Кассий попытался окружить Лаодикею блокадой, но она оказалась малоэффективной, поскольку легкие египетские триремы передвигались гораздо быстрее, чем римские галеры. Впрочем, его расчет строился на том, что жители Лаодикеи не смогут долго выдерживать осаду — вряд ли мощи всего египетского флота достанет, чтобы снабжать провиантом целый город. Армии Кассия, состоявшей из десяти легионов и двадцати когорт вспомогательных войск, приходилось держать под контролем огромную территорию, доходившую до парфянской границы. Его конница, насчитывавшая четыре тысячи всадников, стояла в соседнем с Лаодикеей Палтосе, но не настолько близко, чтобы помешать Долабелле время от времени совершать опустошительные рейды по киликийским владениям.
Брута удивляло, почему Кассий, располагавший значительными силами, не решается на штурм Лаодикеи. Понемногу его начали терзать подозрения. Неужели Кассий вынашивает какие-то скрытые планы? Римляне вообще имели дурную склонность рассматривать Восток как источник неисчерпаемых богатств. И Марк, зная Кассия как человека, в числе добродетелей которого бескорыстие никак не значилось, все чаще задавался вопросом, не тянет ли тот время намеренно, используя свои легионы для обогащения.
В любом случае тактика Кассия, направленная на медленное изматывание противника, слишком надолго задерживала его на Востоке, тогда как он в любую минуту мог срочно потребоваться здесь, в Европе.
Тем временем события в Цизальпинской Галлии приняли неожиданный оборот.

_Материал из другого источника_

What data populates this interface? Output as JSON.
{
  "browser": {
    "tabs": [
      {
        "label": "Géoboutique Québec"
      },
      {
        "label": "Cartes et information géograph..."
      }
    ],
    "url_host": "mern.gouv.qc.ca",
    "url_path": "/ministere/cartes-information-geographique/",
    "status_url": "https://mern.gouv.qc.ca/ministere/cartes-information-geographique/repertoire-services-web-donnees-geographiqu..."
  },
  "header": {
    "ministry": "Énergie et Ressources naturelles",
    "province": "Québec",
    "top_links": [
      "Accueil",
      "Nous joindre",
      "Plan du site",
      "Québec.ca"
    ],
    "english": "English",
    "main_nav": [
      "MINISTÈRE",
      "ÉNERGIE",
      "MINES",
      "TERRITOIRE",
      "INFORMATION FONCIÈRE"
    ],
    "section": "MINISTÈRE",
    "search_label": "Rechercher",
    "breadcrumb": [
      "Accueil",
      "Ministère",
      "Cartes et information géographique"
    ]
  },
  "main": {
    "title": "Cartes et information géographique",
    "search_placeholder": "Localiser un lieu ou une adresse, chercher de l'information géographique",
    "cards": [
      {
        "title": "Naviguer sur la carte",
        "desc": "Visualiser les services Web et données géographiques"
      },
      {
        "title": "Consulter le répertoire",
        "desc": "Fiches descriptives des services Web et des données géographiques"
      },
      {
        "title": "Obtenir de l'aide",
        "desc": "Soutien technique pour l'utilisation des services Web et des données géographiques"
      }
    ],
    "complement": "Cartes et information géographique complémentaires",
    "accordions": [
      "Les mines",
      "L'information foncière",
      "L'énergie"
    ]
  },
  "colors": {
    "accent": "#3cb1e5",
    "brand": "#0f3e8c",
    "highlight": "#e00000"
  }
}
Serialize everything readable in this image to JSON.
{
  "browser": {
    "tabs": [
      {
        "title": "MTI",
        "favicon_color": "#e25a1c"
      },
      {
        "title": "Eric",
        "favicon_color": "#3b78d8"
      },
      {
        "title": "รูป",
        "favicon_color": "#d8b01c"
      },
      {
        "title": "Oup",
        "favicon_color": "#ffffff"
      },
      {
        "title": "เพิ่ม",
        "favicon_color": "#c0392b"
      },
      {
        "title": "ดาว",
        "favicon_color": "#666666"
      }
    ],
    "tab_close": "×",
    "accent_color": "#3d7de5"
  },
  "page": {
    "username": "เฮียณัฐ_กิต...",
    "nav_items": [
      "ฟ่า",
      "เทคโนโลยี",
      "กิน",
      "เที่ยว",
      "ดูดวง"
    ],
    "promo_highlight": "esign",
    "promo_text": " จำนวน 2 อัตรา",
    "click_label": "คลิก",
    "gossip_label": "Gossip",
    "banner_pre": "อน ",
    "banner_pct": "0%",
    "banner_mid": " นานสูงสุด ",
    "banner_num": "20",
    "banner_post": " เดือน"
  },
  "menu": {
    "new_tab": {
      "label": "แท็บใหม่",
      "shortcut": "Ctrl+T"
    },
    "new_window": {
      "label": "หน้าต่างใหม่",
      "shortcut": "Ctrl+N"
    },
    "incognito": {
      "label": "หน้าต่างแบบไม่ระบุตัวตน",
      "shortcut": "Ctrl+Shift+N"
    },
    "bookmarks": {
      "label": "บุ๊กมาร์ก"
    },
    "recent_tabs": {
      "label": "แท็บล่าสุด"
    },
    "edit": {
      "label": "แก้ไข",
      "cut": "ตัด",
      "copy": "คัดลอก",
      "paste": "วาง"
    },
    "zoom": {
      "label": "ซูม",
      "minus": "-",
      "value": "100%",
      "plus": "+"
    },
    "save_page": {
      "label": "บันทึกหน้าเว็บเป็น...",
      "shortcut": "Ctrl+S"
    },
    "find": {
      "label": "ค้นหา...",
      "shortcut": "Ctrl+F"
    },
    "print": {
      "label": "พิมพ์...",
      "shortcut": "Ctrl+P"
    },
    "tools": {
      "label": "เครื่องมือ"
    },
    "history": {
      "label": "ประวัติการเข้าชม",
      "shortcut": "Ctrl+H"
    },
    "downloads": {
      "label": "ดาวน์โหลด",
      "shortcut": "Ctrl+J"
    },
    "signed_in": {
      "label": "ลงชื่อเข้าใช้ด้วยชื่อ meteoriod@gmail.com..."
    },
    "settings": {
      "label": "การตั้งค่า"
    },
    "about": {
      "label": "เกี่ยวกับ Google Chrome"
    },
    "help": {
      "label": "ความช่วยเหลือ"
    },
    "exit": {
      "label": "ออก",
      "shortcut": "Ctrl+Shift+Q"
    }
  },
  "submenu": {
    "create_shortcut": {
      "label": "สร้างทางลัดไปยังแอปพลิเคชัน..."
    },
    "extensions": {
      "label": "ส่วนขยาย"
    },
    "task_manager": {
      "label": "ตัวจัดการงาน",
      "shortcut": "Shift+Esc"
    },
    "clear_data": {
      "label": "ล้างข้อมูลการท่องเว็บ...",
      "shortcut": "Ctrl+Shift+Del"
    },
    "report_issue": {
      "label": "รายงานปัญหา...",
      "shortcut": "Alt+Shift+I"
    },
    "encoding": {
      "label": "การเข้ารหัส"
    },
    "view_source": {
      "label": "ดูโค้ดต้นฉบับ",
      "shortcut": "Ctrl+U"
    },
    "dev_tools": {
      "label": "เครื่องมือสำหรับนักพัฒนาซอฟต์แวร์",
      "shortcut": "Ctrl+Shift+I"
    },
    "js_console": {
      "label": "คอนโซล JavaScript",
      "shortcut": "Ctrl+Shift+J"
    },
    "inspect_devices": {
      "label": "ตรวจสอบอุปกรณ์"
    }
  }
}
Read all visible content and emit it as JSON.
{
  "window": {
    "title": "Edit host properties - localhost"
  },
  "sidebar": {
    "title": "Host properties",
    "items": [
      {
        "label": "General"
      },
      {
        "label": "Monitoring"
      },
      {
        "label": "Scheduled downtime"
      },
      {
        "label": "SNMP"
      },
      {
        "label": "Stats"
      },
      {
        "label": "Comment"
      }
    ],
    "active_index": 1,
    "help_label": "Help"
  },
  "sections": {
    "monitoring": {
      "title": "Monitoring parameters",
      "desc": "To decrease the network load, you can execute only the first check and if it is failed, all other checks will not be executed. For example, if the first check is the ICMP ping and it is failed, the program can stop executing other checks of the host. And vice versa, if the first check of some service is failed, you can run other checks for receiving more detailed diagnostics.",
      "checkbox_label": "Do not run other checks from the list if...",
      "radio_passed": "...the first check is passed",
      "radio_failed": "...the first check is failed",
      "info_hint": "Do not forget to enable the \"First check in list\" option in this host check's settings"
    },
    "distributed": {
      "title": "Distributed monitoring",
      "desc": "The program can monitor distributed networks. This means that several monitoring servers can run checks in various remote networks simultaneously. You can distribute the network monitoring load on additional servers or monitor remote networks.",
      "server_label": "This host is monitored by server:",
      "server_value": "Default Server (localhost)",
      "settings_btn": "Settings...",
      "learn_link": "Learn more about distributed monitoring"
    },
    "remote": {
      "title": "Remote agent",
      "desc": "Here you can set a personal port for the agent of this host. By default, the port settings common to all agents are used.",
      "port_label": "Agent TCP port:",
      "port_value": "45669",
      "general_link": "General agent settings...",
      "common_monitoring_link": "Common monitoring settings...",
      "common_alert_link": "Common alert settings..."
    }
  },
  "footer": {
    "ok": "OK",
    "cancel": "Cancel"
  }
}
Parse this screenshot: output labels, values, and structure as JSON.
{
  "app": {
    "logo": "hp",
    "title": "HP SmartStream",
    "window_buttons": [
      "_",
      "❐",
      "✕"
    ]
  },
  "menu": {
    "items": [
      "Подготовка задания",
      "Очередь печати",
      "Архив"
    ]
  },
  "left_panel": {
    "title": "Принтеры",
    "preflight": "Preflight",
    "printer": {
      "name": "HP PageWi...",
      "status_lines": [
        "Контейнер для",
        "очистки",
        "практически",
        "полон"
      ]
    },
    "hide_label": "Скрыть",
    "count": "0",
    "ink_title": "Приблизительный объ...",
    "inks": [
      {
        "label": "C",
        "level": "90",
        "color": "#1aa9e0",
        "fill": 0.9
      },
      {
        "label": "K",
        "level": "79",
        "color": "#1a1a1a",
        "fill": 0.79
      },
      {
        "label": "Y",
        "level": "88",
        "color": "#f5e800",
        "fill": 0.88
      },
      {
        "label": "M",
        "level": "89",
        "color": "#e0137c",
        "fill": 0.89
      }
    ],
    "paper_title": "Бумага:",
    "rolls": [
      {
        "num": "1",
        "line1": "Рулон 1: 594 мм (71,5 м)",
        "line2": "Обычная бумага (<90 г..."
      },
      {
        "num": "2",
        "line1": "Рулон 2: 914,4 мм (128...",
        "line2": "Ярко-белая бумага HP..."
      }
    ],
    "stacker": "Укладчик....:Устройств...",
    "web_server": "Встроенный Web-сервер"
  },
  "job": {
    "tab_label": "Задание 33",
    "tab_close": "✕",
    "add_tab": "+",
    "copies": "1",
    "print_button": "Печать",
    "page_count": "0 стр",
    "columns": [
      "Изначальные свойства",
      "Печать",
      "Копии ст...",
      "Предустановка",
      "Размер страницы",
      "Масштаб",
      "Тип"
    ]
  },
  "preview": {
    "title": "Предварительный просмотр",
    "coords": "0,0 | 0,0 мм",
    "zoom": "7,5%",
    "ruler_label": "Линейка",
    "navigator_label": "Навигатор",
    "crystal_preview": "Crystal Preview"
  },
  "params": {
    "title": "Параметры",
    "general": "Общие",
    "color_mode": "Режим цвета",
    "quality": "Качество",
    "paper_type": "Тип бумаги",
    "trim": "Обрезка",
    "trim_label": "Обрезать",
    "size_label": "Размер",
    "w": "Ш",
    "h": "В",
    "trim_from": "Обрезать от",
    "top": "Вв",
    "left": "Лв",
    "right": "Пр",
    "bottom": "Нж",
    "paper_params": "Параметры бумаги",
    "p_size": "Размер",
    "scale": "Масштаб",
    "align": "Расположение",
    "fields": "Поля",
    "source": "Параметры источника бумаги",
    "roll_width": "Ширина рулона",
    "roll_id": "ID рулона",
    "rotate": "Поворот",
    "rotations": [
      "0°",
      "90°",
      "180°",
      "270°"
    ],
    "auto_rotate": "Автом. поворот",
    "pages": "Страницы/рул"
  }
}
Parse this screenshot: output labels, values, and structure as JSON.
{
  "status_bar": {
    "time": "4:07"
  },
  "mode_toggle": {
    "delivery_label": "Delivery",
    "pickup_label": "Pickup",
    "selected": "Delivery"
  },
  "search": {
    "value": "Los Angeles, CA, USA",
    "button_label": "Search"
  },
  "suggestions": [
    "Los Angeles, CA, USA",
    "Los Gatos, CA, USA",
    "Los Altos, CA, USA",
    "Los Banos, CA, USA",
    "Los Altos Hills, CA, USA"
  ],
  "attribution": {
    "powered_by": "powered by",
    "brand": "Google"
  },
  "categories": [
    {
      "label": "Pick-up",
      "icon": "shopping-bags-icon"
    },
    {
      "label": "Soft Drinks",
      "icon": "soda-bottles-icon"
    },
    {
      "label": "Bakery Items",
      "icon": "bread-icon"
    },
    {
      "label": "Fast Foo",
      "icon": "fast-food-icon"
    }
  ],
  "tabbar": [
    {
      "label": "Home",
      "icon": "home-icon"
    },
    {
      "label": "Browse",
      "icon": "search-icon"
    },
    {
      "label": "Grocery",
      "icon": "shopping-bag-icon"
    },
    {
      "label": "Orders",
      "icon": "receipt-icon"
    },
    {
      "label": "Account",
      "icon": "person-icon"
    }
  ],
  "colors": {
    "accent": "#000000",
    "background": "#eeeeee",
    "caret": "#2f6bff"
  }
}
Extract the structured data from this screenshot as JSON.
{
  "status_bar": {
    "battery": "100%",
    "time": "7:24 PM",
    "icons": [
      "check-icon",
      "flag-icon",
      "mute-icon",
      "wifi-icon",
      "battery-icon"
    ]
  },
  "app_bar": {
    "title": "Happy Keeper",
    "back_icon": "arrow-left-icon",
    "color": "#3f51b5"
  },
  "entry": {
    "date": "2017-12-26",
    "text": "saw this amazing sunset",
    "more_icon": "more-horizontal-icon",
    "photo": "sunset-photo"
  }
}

Под угрозой попасть в клещи между Децимом Брутом и консульскими легионами Марк Антоний решил снять осаду Мутины. И тут ему повезло. В первом же бою был смертельно ранен консул Гай Панса, а уже на следующий день сложил голову его коллега Гиртий, возглавлявший отряд, штурмовавший лагерь Антония. Гибель обоих консулов сразу — трагедия, подобной которой римляне не знали со времен Пунических войн, — заметно подорвала моральный дух победителей. Войско Децима Брута, изможденное длительной осадой, не успело организовать преследование Антония, и тому удалось бежать. Ему мог бы преградить дорогу Октавий, но он даже не сделал такой попытки и предпочел явиться к ложу умирающего Пансы. Настал день 24 апреля. Республиканцы потеряли двое суток, за которые Антоний благополучно укрылся в Альпах.
Конечно, дело происходило не зимой, а весной, тем не менее отрядам Антония пришлось нелегко. Без запасов продовольствия, по тающему снегу, они все-таки сумели преодолеть горные перевалы и пробились в Провинцию (ныне Прованс). Отныне единственным, кто мог бы добить Антония, стал Марк Эмилий Лепид, легионы которого стояли в Юлиевом Форуме (ныне Фрежюс). Но... каждый знал, что Антония и Лепида связывали давние дружеские отношения. Если эта парочка сговорится между собой и решится двинуться на Рим, встретить их будет некому, кроме юного Октавия. Ситуация, таким образом, выглядела более чем тревожной.
Брут не ошибался, предостерегая Цицерона против наследника Цезаря. Он знал, что молодой честолюбец при первой возможности свернет шею ему, освободителю Республики. Еще более подозрительным выглядело поведение Октавия под Мутиной. Почему он отказался преследовать Антония? Действительно, еще полгода назад смертельно с ним враждовавший, теперь Октавий прикидывал возможности тактического союза с бывшим консулом. При всех своих недостатках Марк Антоний отличался поистине львиной отвагой и, несомненно, обладал полководческим даром. Что касается Октавия, то даже краткий опыт участия в военных кампаниях Юлия Цезаря открыл ему печальную истину: он был редкий трус и совершенно не владел искусством стратегии. Тщательно скрывая это от окружающих, он понимал, что без Марка Антония ему не обойтись[130]. Все это Октавию объяснил умирающий Панса, дав напоследок отеческий совет помириться с Антонием и совместными усилиями довести до конца начатое Цезарем дело[131].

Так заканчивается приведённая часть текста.